Abstract

Summary This article is centred on Wilf Mbanga and Trish Mbanga's Seretse and Ruth (2005), a Zimbabwean-authored, fictionalised biography of the first President of Botswana, Seretse Khama and his British wife, Ruth Williams. In the article, analysis of Seretse and Ruth is placed within the context of a resurgence of international interest both in Botswana as a society and in the marriage of the Khamas. The aims and methodology of Mbanga and Mbanga are compared to those of Michael Dutfield, the author of their main secondary source A Marriage of Inconvenience (1990). The ambiguity in the “play” on cultural and racial difference in Seretse and Ruth is discussed in an analysis of the biography's representation of Ruth and Seretse's courtship and the antagonism between Ruth and Seretse's uncle, Tshekedi.

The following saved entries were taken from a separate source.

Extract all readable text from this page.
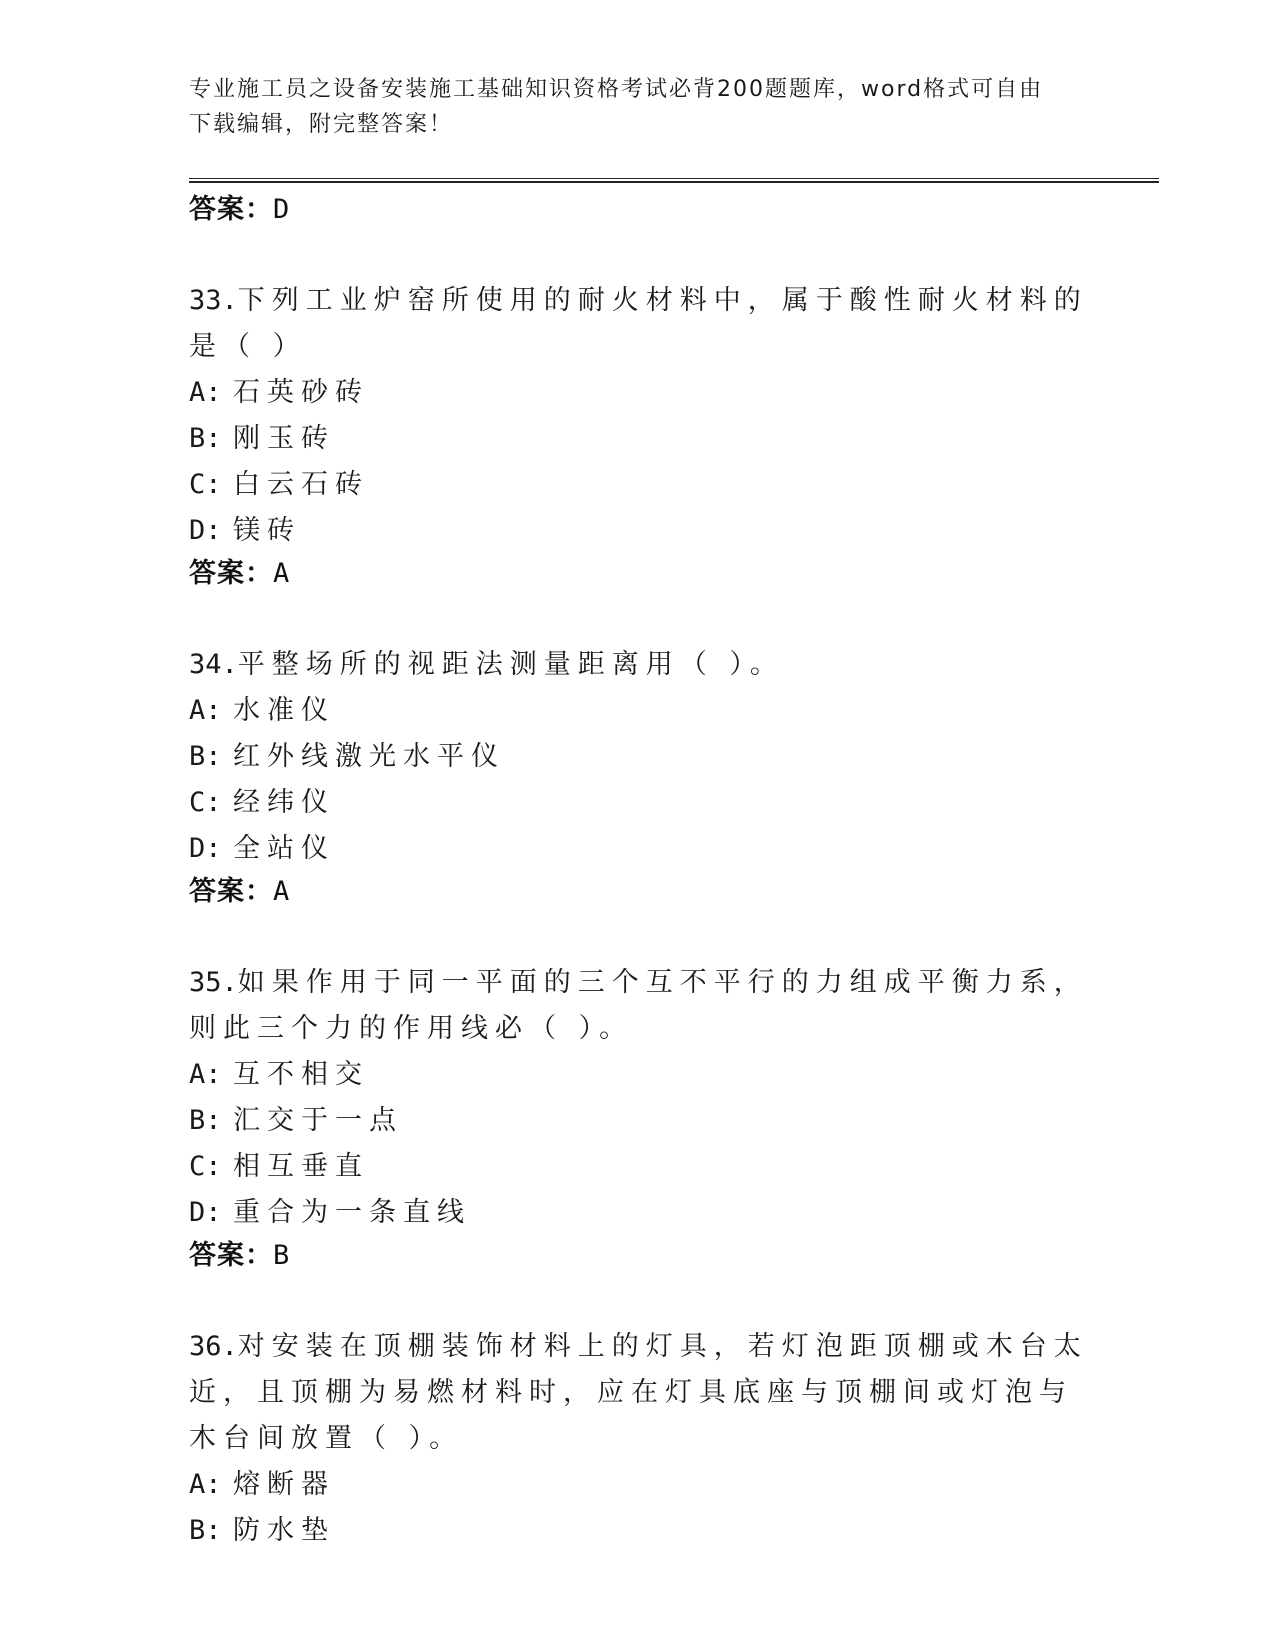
专业施工员之设备安装施工基础知识资格考试必背200题题库，word格式可自由
下载编辑，附完整答案！
答案：D
33.下列工业炉窑所使用的耐火材料中，属于酸性耐火材料的是（ ）
A: 石英砂砖
B: 刚玉砖
C: 白云石砖
D: 镁砖
答案：A
34.平整场所的视距法测量距离用（ ）。
A: 水准仪
B: 红外线激光水平仪
C: 经纬仪
D: 全站仪
答案：A
35.如果作用于同一平面的三个互不平行的力组成平衡力系，则此三个力的作用线必（ ）。
A: 互不相交
B: 汇交于一点
C: 相互垂直
D: 重合为一条直线
答案：B
36.对安装在顶棚装饰材料上的灯具，若灯泡距顶棚或木台太近，且顶棚为易燃材料时，应在灯具底座与顶棚间或灯泡与木台间放置（ ）。
A: 熔断器
B: 防水垫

Drawing on the work of Doris Sommer (1993) on the romance as foundational fiction in nineteenth-century Latin American writing, the paper argues that Seretse and Ruth presents the story of the Khamas as a foundational fiction in which “starcrossed lovers” from different races and regions eventually unite the new nation of Botswana. Moreover, the retelling of this story has resonances in contemporary southern African politics and culture. Seretse and Ruth contributes to the “myth” of Botswana as a successful, harmonious society that can be contrasted with the divided society of neighbouring Zimbabwe. The paper concludes that Seretse and Ruth presents a way of imagining a foundational fiction for Zimbabwe based on consensus rather than exclusion.